Much of previous research on elevated CO2 has been done in fully-controlled environments using constant temperature and electric lighting. Plant behaviour in the field frequently differs from that in such facilities. The Spanish researchers used temperature gradient tunnels to more realistically simulate aspects of the effects of future enviromental change. Their near-field technique had the added benefit of being enormously cheaper than other similar experiments.
Measuring CO2 Concentration, Temperature, Humidity and PAR
The temperature gradient tunnels contained measuring and control equipment. Carbon dioxide concentration, for example, was continuously monitored by an infrared gas analyser. Ventilated temperature and humidity sensors and air probes connected to another infrared gas analyser were placed 60 cm above the plants. Quantum sensors were placed on top and inside each tunnel to record photosynthetically active radiation (PAR). The data was continuously recorded by a computer using the Microlink 751 DAQ unit (pictured right) and the Windmill software.
Automatically Opening and Closing CO2 Cylinders using Windmill Software
As well as the standard Windmill software suite, which includes logging and charting modules, the researchers used the Windmill Test-Seq programming tool. With this they controlled solenoid valves which kept open or closed one of two sets of CO2 cylinders supplying the gas to the elevated CO2 tunnel. When CO2 concentration decreased below a fixed level, signalling that one of the cylinder sets was exhausted, the corresponding valve was closed and that of the other set opened.
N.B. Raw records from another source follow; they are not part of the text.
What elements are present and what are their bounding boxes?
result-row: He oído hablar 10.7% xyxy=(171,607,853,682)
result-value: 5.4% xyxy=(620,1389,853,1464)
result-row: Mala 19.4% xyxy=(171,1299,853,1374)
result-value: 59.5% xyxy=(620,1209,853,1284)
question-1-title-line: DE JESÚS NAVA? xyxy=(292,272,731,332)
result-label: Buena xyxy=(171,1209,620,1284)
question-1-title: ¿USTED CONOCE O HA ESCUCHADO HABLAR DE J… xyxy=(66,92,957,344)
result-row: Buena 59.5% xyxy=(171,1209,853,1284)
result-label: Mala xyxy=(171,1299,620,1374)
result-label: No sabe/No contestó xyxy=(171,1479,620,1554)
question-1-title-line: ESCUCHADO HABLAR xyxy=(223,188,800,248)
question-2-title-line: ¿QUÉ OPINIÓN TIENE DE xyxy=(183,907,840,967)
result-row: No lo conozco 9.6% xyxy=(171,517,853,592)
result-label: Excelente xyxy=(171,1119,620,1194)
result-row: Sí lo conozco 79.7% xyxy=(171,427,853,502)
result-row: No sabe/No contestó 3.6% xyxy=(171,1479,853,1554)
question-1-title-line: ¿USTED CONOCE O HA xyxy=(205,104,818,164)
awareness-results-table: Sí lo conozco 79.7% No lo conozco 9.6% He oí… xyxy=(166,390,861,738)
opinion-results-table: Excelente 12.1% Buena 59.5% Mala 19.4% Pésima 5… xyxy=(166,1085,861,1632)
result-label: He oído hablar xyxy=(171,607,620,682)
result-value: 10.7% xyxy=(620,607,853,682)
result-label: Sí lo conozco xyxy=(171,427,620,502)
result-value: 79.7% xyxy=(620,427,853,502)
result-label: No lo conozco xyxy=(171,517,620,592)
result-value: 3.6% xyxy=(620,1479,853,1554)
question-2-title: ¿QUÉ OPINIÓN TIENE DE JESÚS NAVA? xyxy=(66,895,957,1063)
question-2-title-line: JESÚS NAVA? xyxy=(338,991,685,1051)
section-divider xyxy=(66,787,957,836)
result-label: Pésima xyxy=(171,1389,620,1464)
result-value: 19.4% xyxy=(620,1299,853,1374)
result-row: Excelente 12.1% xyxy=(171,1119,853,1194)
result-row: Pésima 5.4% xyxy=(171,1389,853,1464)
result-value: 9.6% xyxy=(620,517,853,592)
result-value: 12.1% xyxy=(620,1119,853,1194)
Test-Seq was also used to sequentially measure CO2 concentration at several places in the tunnels with the same infrared gas analyser. The programme successively opened for a fixed time interval one of the six solenoid valves sampling the air in the tunnels.
Windmill Test-Seq is easy to use with no prior programming experience needed. It simply interprets a text file of commands that are designed for data acquisition tasks.
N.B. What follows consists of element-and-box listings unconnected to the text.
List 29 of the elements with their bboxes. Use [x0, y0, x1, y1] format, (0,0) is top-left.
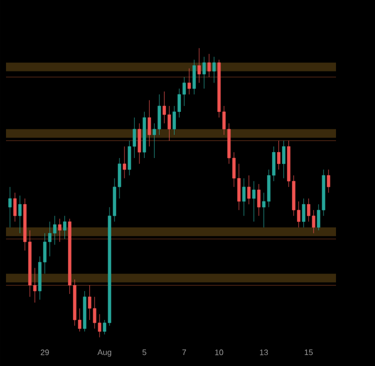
candlestick	[197, 48, 201, 84]
x-tick-label: 7	[182, 350, 186, 356]
candlestick	[192, 59, 196, 95]
candlestick	[8, 186, 12, 228]
candlestick	[122, 146, 126, 179]
candlestick	[277, 140, 280, 170]
x-tick-label: 15	[304, 350, 313, 356]
candlestick	[202, 56, 206, 89]
candlestick	[282, 140, 286, 179]
candlestick	[58, 218, 62, 242]
x-tick-label: 13	[260, 350, 268, 356]
candlestick	[63, 216, 66, 240]
candlestick	[257, 184, 260, 216]
candlestick	[252, 180, 256, 222]
candlestick	[148, 100, 151, 147]
candlestick	[302, 198, 306, 228]
candlestick	[18, 195, 22, 234]
x-tick-label: 29	[40, 350, 49, 356]
x-tick-label: 10	[215, 350, 224, 356]
candlestick	[207, 54, 211, 78]
candlestick	[212, 56, 216, 84]
candlestick	[326, 169, 330, 193]
candlestick	[247, 175, 251, 205]
candlestick	[138, 123, 142, 164]
candlestick	[242, 178, 246, 216]
x-tick-label: 5	[142, 350, 146, 356]
x-tick-label: Aug	[97, 350, 112, 357]
candlestick	[188, 68, 191, 95]
candlestick	[13, 192, 17, 222]
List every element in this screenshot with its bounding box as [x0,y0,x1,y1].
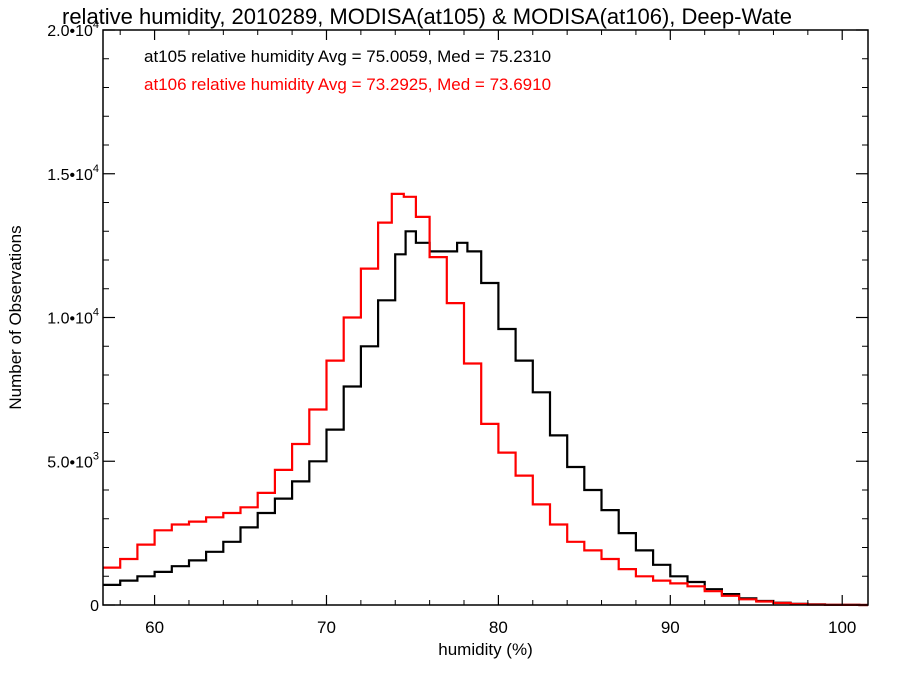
x-tick-label: 70 [317,618,336,637]
x-tick-label: 80 [489,618,508,637]
series-at106-line [103,192,868,607]
x-tick-label: 100 [828,618,856,637]
chart-title: relative humidity, 2010289, MODISA(at105… [62,4,792,29]
stats-annotation: at106 relative humidity Avg = 73.2925, M… [144,75,551,94]
y-tick-label: 2.0•104 [47,19,99,40]
x-tick-label: 60 [145,618,164,637]
x-tick-label: 90 [661,618,680,637]
y-tick-label: 1.5•104 [47,163,99,184]
y-axis-label: Number of Observations [6,225,25,409]
plot-frame [102,29,869,606]
series-at105-line [103,230,868,607]
y-tick-label: 5.0•103 [47,450,99,471]
stats-annotation: at105 relative humidity Avg = 75.0059, M… [144,47,551,66]
y-tick-label: 0 [90,598,99,615]
y-tick-label: 1.0•104 [47,307,99,328]
x-axis-label: humidity (%) [438,640,532,659]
Converting Analogue Measurements to Digital Values
The Microlink 751 captured the analogue measurements and converted them to digital values that could be stored by the computer. Each 751 unit can capture data from 16 sensors and probes of various types. It can also switch digital outputs and hence could be used to control the solenoid valves according to the commands sent by the Windmill software.
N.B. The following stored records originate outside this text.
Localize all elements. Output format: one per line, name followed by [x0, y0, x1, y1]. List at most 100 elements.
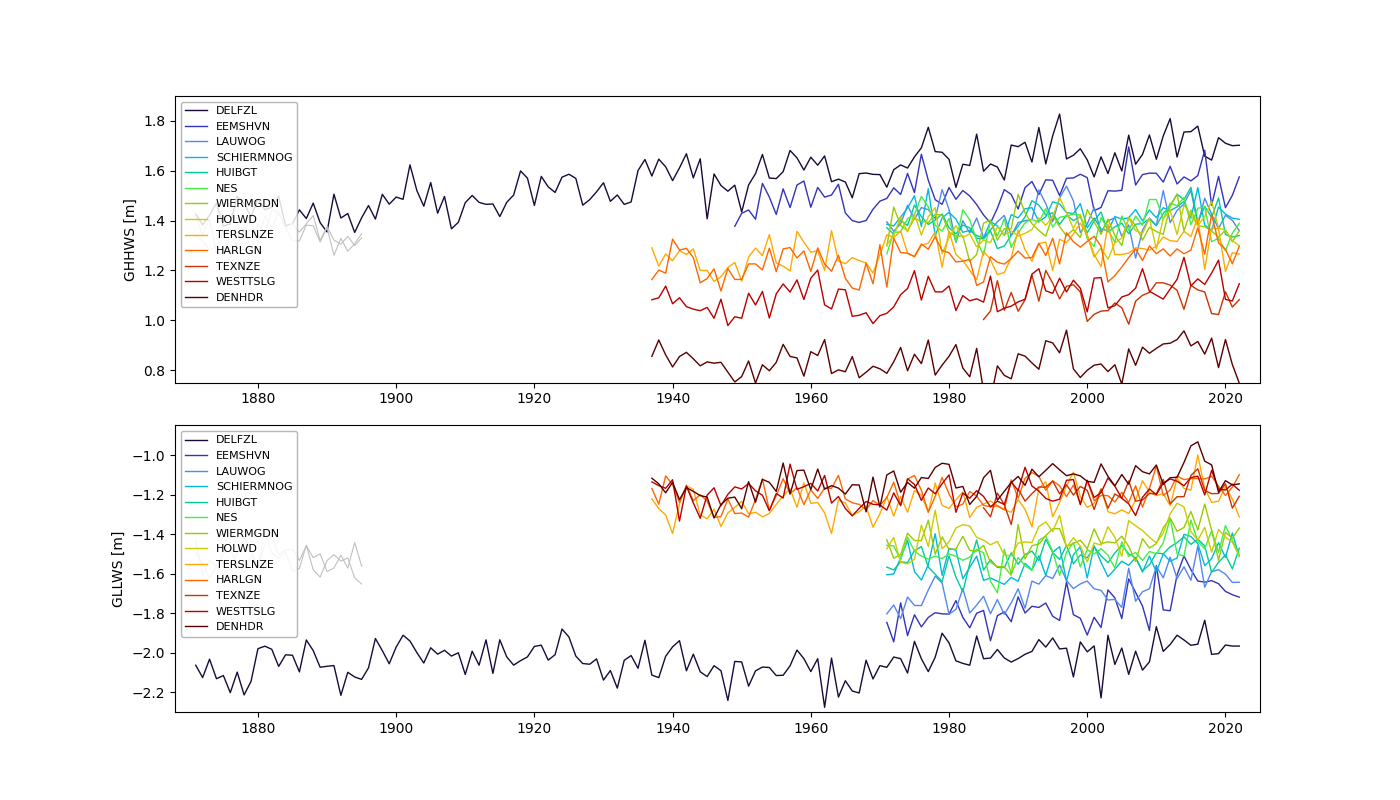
TEXNZE: [1113, 303, 1130, 313]
TEXNZE: [1072, 482, 1089, 491]
HARLGN: [934, 246, 951, 255]
WESTTSLG: [1099, 303, 1116, 313]
TEXNZE: [1044, 476, 1061, 486]
WESTTSLG: [706, 314, 722, 323]
TEXNZE: [1065, 490, 1082, 500]
EEMSHVN: [837, 208, 854, 218]
TERSLNZE: [1099, 219, 1116, 229]
WESTTSLG: [941, 470, 958, 480]
HOLWD: [1231, 241, 1247, 250]
HOLWD: [1120, 213, 1137, 222]
EEMSHVN: [885, 637, 902, 646]
HUIBGT: [1231, 230, 1247, 240]
LAUWOG: [1072, 579, 1089, 589]
DENHDR: [671, 352, 687, 362]
WIERMGDN: [1099, 214, 1116, 224]
Legend: DELFZL, EEMSHVN, LAUWOG, SCHIERMNOG, HUIBGT, NES, WIERMGDN, HOLWD, TERSLNZE, HAR: DELFZL, EEMSHVN, LAUWOG, SCHIERMNOG, HUI…: [181, 431, 297, 637]
HARLGN: [1099, 491, 1116, 501]
Y-axis label: GHHWS [m]: GHHWS [m]: [123, 198, 137, 281]
SCHIERMNOG: [1009, 577, 1026, 586]
Line: DELFZL: DELFZL: [196, 620, 1239, 707]
WESTTSLG: [671, 293, 687, 302]
TERSLNZE: [1231, 512, 1247, 522]
HUIBGT: [906, 200, 923, 210]
TEXNZE: [981, 306, 998, 316]
WIERMGDN: [1197, 499, 1214, 509]
EEMSHVN: [1051, 616, 1068, 626]
TEXNZE: [1210, 489, 1226, 498]
HUIBGT: [1072, 550, 1089, 560]
EEMSHVN: [1002, 190, 1019, 199]
HOLWD: [1231, 551, 1247, 561]
HARLGN: [657, 471, 673, 481]
TEXNZE: [1217, 479, 1233, 489]
LAUWOG: [1190, 542, 1207, 551]
HARLGN: [1148, 249, 1165, 258]
TEXNZE: [1037, 482, 1054, 492]
TEXNZE: [1009, 484, 1026, 494]
NES: [906, 546, 923, 556]
TEXNZE: [981, 512, 998, 522]
TEXNZE: [1092, 485, 1109, 494]
Line: HOLWD: HOLWD: [886, 198, 1239, 259]
HOLWD: [1072, 542, 1089, 551]
LAUWOG: [1058, 182, 1075, 191]
TEXNZE: [1086, 310, 1103, 319]
TEXNZE: [1148, 489, 1165, 498]
LAUWOG: [1072, 228, 1089, 238]
Legend: DELFZL, EEMSHVN, LAUWOG, SCHIERMNOG, HUIBGT, NES, WIERMGDN, HOLWD, TERSLNZE, HAR: DELFZL, EEMSHVN, LAUWOG, SCHIERMNOG, HUI…: [181, 102, 297, 307]
LAUWOG: [1002, 231, 1019, 241]
TEXNZE: [1079, 486, 1096, 495]
DELFZL: [872, 170, 889, 179]
Line: TERSLNZE: TERSLNZE: [652, 218, 1239, 282]
TEXNZE: [1231, 491, 1247, 501]
HOLWD: [1099, 254, 1116, 264]
SCHIERMNOG: [1099, 572, 1116, 582]
Line: WESTTSLG: WESTTSLG: [652, 464, 1239, 521]
TEXNZE: [1231, 295, 1247, 305]
EEMSHVN: [1231, 592, 1247, 602]
SCHIERMNOG: [1051, 542, 1068, 551]
EEMSHVN: [727, 222, 743, 231]
HUIBGT: [1009, 222, 1026, 231]
HUIBGT: [1113, 541, 1130, 550]
LAUWOG: [906, 214, 923, 224]
TERSLNZE: [657, 510, 673, 520]
SCHIERMNOG: [995, 579, 1012, 589]
LAUWOG: [878, 217, 895, 226]
HUIBGT: [1072, 212, 1089, 222]
TEXNZE: [1162, 499, 1179, 509]
DELFZL: [1051, 110, 1068, 119]
Line: HARLGN: HARLGN: [652, 466, 1239, 518]
DELFZL: [188, 210, 204, 219]
HOLWD: [1113, 551, 1130, 561]
DENHDR: [1106, 360, 1123, 370]
SCHIERMNOG: [1113, 214, 1130, 224]
HUIBGT: [878, 223, 895, 233]
TEXNZE: [1058, 282, 1075, 291]
HUIBGT: [1183, 182, 1200, 192]
DELFZL: [221, 688, 238, 698]
DENHDR: [981, 395, 998, 405]
TEXNZE: [1183, 281, 1200, 290]
Line: DENHDR: DENHDR: [652, 330, 1239, 400]
SCHIERMNOG: [906, 191, 923, 201]
DENHDR: [1058, 326, 1075, 335]
SCHIERMNOG: [1072, 198, 1089, 208]
TEXNZE: [1023, 489, 1040, 498]
TEXNZE: [1127, 296, 1144, 306]
TEXNZE: [1051, 294, 1068, 304]
TEXNZE: [1203, 489, 1219, 498]
TEXNZE: [1148, 278, 1165, 288]
HUIBGT: [1051, 554, 1068, 564]
WESTTSLG: [1231, 486, 1247, 495]
NES: [1231, 550, 1247, 560]
TEXNZE: [1106, 489, 1123, 498]
HUIBGT: [878, 562, 895, 572]
EEMSHVN: [830, 179, 847, 189]
TEXNZE: [1203, 309, 1219, 318]
HARLGN: [671, 246, 687, 255]
LAUWOG: [892, 614, 909, 623]
SCHIERMNOG: [1224, 528, 1240, 538]
LAUWOG: [1099, 216, 1116, 226]
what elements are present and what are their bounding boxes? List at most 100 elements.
Aranjuelo, I., Irigoyen, J.J., Perez, P., Martinez-Carrasco, R. and Sanchez-Diaz, M. 2005. The use of temperature gradient tunnels for studying the combined effect of CO2, temperature and water availability in N2 fixing alfalfa plants. Annals of Applied Biology 146: 51-60.
Perez, P., Morcuende, R., Martin del Molino, I. & Martinez-Carrasco, R. (2005) Diurnal changes of Rubisco in response to elevated CO2, temperature and nitrogen in wheat grown under temperature gradient tunnels. Environmental and experimental botany, 53, 13-27.